The key idea is our best friend lsb_add, which I wrote about extensively here. This lemma shows that each time we do i + lsb(i), the lsb go up by at least 2! This means we’ll always have t <= lsb(i). We just need to make a few small edits to our code from above.
var i: u32 := i';
ghost var t := 1;
while i <= N
modifies F
decreases N - i
// Interval i always covers i'
invariant i - lsb(i) < i'
// F beyond i hasn't been modified
invariant forall j :: 0 < j < i' || i <= j <= N ==> F[j] == old(F[j])
// Only intervals covering i' have been modified so far
invariant forall j :: i' <= j < i && j <= N ==> if j - lsb(j) < i' then F[j] == old(F[j]) + v else F[j] == old(F[j])
// For proving time complexity
invariant t <= lsb(i)
invariant t <= 2 * N
{
F[i] := F[i] + v;
// Ensure lsb keeps getting bigger
lsb_add(i);
// Ensure the next interval covering i is at i + lsb(i)
lsb_next(i);
lsb_correct(i);
i := i + lsb_fast(i);
t := 2 * t;
}
// Loop ran at most log(N) + 1 iterations
assert t <= 2 * N;
This proof gives us the bound log(N) + 1! This bound is tight since if N is a power of 2 and i = 1, then the loop will run for exactly log(N) + 1 iterations. We need the t <= 2 * N invariant because after the loop, Dafny uses the invariants to infer the current state of the program. If we didn’t have that invariant, then Dafny would only know i > N and t <= lsb(i), which is not enough to infer t <= 2 * N. Assuming that lsb_fast and array assignment take constant time, then update has time complexity O(log N)!

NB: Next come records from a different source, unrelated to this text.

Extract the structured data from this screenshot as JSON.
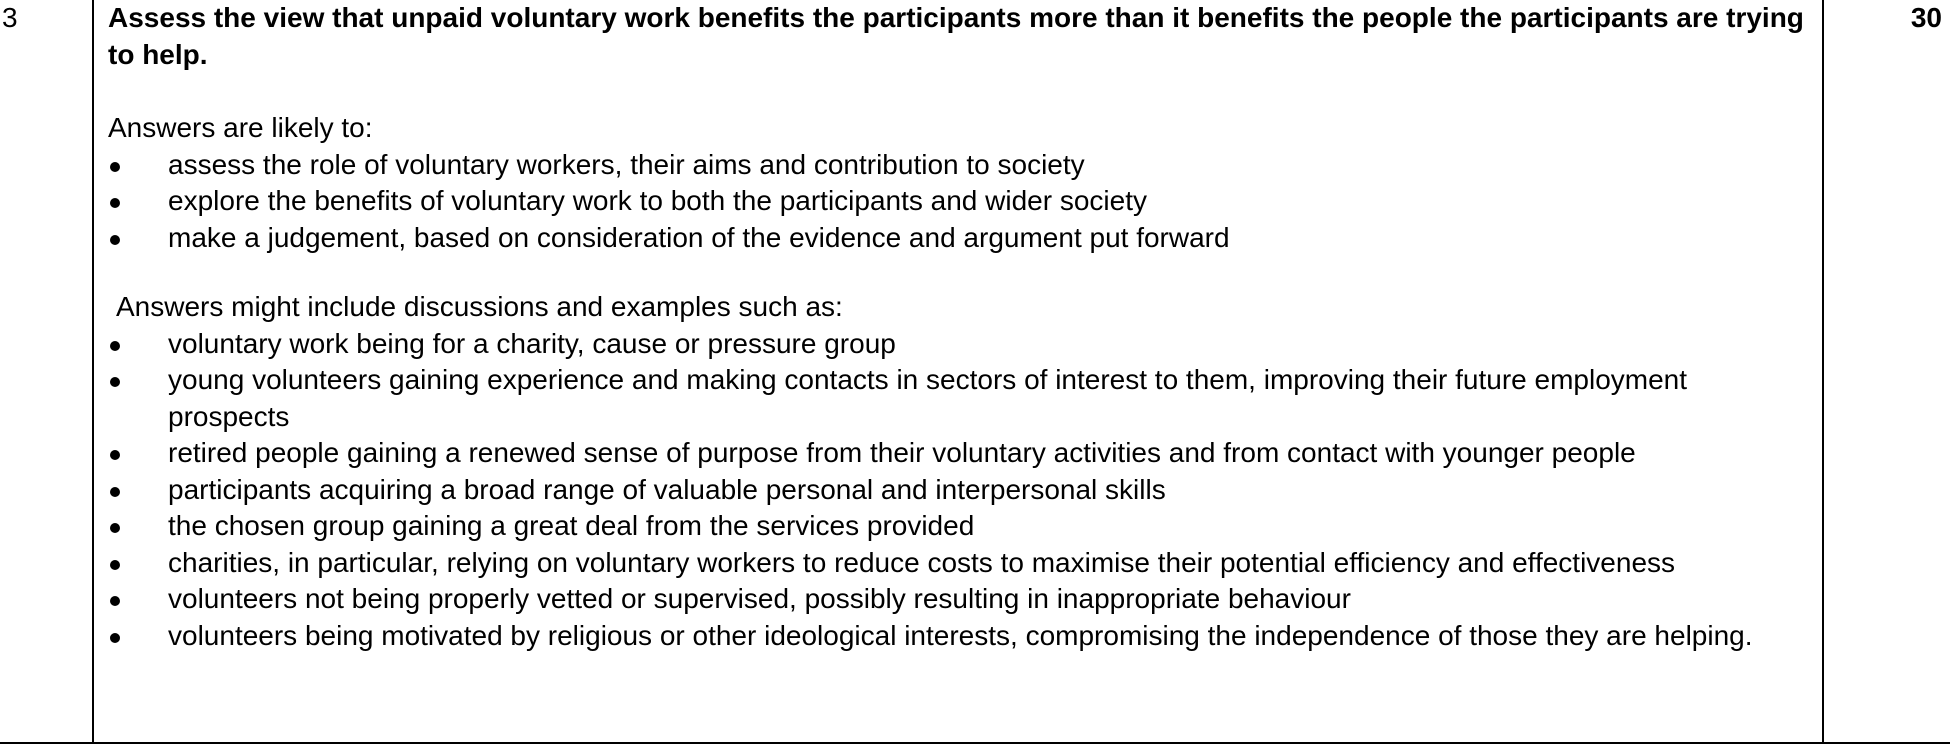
{
  "row": {
    "number": "3",
    "marks": "30",
    "question": "Assess the view that unpaid voluntary work benefits the participants more than it benefits the people the participants are trying to help.",
    "intro_likely": "Answers are likely to:",
    "likely_points": [
      "assess the role of voluntary workers, their aims and contribution to society",
      "explore the benefits of voluntary work to both the participants and wider society",
      "make a judgement, based on consideration of the evidence and argument put forward"
    ],
    "intro_include": "Answers might include discussions and examples such as:",
    "include_points": [
      "voluntary work being for a charity, cause or pressure group",
      "young volunteers gaining experience and making contacts in sectors of interest to them, improving their future employment prospects",
      "retired people gaining a renewed sense of purpose from their voluntary activities and from contact with younger people",
      "participants acquiring a broad range of valuable personal and interpersonal skills",
      "the chosen group gaining a great deal from the services provided",
      "charities, in particular, relying on voluntary workers to reduce costs to maximise their potential efficiency and effectiveness",
      "volunteers not being properly vetted or supervised, possibly resulting in inappropriate behaviour",
      "volunteers being motivated by religious or other ideological interests, compromising the independence of those they are helping."
    ]
  }
}
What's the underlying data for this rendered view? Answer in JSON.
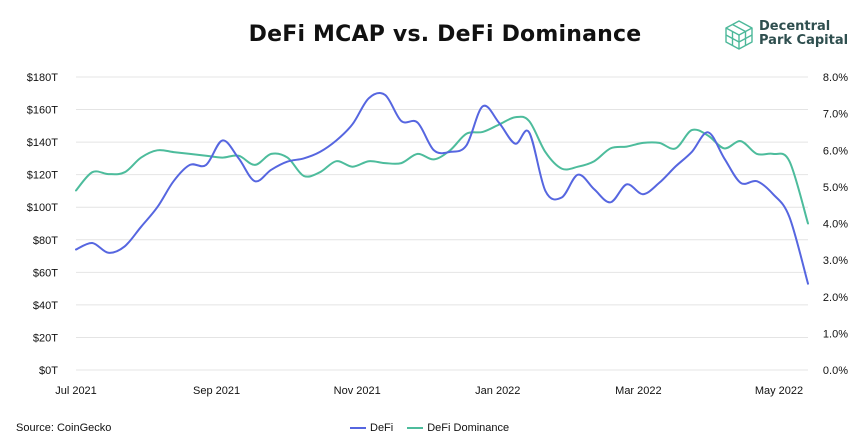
{
  "colors": {
    "defi": "#5666e0",
    "dominance": "#4dbc9c",
    "logo": "#4db89a"
  },
  "logo": {
    "line1": "Decentral",
    "line2": "Park Capital",
    "icon": "cube-icon"
  },
  "source": "Source: CoinGecko",
  "chart_data": {
    "type": "line",
    "title": "DeFi MCAP vs. DeFi Dominance",
    "xlabel": "",
    "ylabel": "",
    "x_ticks": [
      "Jul 2021",
      "Sep 2021",
      "Nov 2021",
      "Jan 2022",
      "Mar 2022",
      "May 2022"
    ],
    "x_range": [
      "2021-07-01",
      "2022-05-12"
    ],
    "y_left_ticks": [
      "$0T",
      "$20T",
      "$40T",
      "$60T",
      "$80T",
      "$100T",
      "$120T",
      "$140T",
      "$160T",
      "$180T"
    ],
    "ylim_left": [
      0,
      180
    ],
    "y_right_ticks": [
      "0.0%",
      "1.0%",
      "2.0%",
      "3.0%",
      "4.0%",
      "5.0%",
      "6.0%",
      "7.0%",
      "8.0%"
    ],
    "ylim_right": [
      0,
      8
    ],
    "grid": true,
    "legend_position": "bottom",
    "series": [
      {
        "name": "DeFi",
        "axis": "left",
        "points": [
          [
            "2021-07-01",
            74
          ],
          [
            "2021-07-08",
            78
          ],
          [
            "2021-07-15",
            72
          ],
          [
            "2021-07-22",
            76
          ],
          [
            "2021-07-29",
            88
          ],
          [
            "2021-08-05",
            100
          ],
          [
            "2021-08-12",
            116
          ],
          [
            "2021-08-19",
            126
          ],
          [
            "2021-08-26",
            126
          ],
          [
            "2021-09-02",
            141
          ],
          [
            "2021-09-09",
            130
          ],
          [
            "2021-09-16",
            116
          ],
          [
            "2021-09-23",
            123
          ],
          [
            "2021-09-30",
            128
          ],
          [
            "2021-10-07",
            130
          ],
          [
            "2021-10-14",
            134
          ],
          [
            "2021-10-21",
            141
          ],
          [
            "2021-10-28",
            151
          ],
          [
            "2021-11-04",
            167
          ],
          [
            "2021-11-11",
            169
          ],
          [
            "2021-11-18",
            153
          ],
          [
            "2021-11-25",
            152
          ],
          [
            "2021-12-02",
            135
          ],
          [
            "2021-12-09",
            134
          ],
          [
            "2021-12-16",
            138
          ],
          [
            "2021-12-23",
            162
          ],
          [
            "2021-12-30",
            152
          ],
          [
            "2022-01-06",
            139
          ],
          [
            "2022-01-12",
            146
          ],
          [
            "2022-01-19",
            110
          ],
          [
            "2022-01-26",
            106
          ],
          [
            "2022-02-02",
            120
          ],
          [
            "2022-02-09",
            111
          ],
          [
            "2022-02-16",
            103
          ],
          [
            "2022-02-23",
            114
          ],
          [
            "2022-03-02",
            108
          ],
          [
            "2022-03-09",
            115
          ],
          [
            "2022-03-16",
            125
          ],
          [
            "2022-03-23",
            134
          ],
          [
            "2022-03-30",
            146
          ],
          [
            "2022-04-06",
            130
          ],
          [
            "2022-04-13",
            115
          ],
          [
            "2022-04-20",
            116
          ],
          [
            "2022-04-27",
            108
          ],
          [
            "2022-05-04",
            94
          ],
          [
            "2022-05-12",
            53
          ]
        ]
      },
      {
        "name": "DeFi Dominance",
        "axis": "right",
        "points": [
          [
            "2021-07-01",
            4.9
          ],
          [
            "2021-07-08",
            5.4
          ],
          [
            "2021-07-15",
            5.35
          ],
          [
            "2021-07-22",
            5.4
          ],
          [
            "2021-07-29",
            5.8
          ],
          [
            "2021-08-05",
            6.0
          ],
          [
            "2021-08-12",
            5.95
          ],
          [
            "2021-08-19",
            5.9
          ],
          [
            "2021-08-26",
            5.85
          ],
          [
            "2021-09-02",
            5.8
          ],
          [
            "2021-09-09",
            5.85
          ],
          [
            "2021-09-16",
            5.6
          ],
          [
            "2021-09-23",
            5.9
          ],
          [
            "2021-09-30",
            5.8
          ],
          [
            "2021-10-07",
            5.3
          ],
          [
            "2021-10-14",
            5.4
          ],
          [
            "2021-10-21",
            5.7
          ],
          [
            "2021-10-28",
            5.55
          ],
          [
            "2021-11-04",
            5.7
          ],
          [
            "2021-11-11",
            5.65
          ],
          [
            "2021-11-18",
            5.65
          ],
          [
            "2021-11-25",
            5.9
          ],
          [
            "2021-12-02",
            5.75
          ],
          [
            "2021-12-09",
            6.0
          ],
          [
            "2021-12-16",
            6.45
          ],
          [
            "2021-12-23",
            6.5
          ],
          [
            "2021-12-30",
            6.7
          ],
          [
            "2022-01-06",
            6.9
          ],
          [
            "2022-01-12",
            6.8
          ],
          [
            "2022-01-19",
            5.95
          ],
          [
            "2022-01-26",
            5.5
          ],
          [
            "2022-02-02",
            5.55
          ],
          [
            "2022-02-09",
            5.7
          ],
          [
            "2022-02-16",
            6.05
          ],
          [
            "2022-02-23",
            6.1
          ],
          [
            "2022-03-02",
            6.2
          ],
          [
            "2022-03-09",
            6.2
          ],
          [
            "2022-03-16",
            6.05
          ],
          [
            "2022-03-23",
            6.55
          ],
          [
            "2022-03-30",
            6.4
          ],
          [
            "2022-04-06",
            6.05
          ],
          [
            "2022-04-13",
            6.25
          ],
          [
            "2022-04-20",
            5.9
          ],
          [
            "2022-04-27",
            5.9
          ],
          [
            "2022-05-04",
            5.7
          ],
          [
            "2022-05-12",
            4.0
          ]
        ]
      }
    ]
  }
}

We can use a similar strategy for bounding the loop in query:
ret := 0;
var i: u32 := i';
assert ret == sum(A[i'..i']) by { reveal sum; }
while i > 0
invariant i >= 0
invariant ret == sum(A[i..i'])
{
ret := ret + F[i];
// Extend sum from i to i - lsb(i)
split(A, i - lsb(i), i, i');
lsb_correct(i);
i := i - lsb_fast(i);
}
Again, we want t <= lsb(i). This time, we’re doing i - lsb(i) instead of i + lsb(i) so we need lsb_add’s cousin, lsb_sub. Other than that, it’s basically the same as the previous proof we did.
ret := 0;
var i: u32 := i';
assert ret == sum(A[i'..i']) by { reveal sum; }
ghost var t := 1;
while i > 0
invariant i >= 0
invariant ret == sum(A[i..i'])
// For proving time complexity
invariant i == 0 || t <= lsb(i)
invariant t <= 2 * N
{
ret := ret + F[i];
// Extend sum from i to i - lsb(i)
split(A, i - lsb(i), i, i');
lsb_correct(i);
if i > lsb(i) {
lsb_sub(i);
}
i := i - lsb_fast(i);
t := 2 * t;
}
// Loop ran at most log(N) + 1 iterations
assert t <= 2 * N;
Lastly, for the constructor, it’s kind of “obvious” to see that it runs in O(N) time so we don’t need to prove anything. Or maybe I’m just lazy.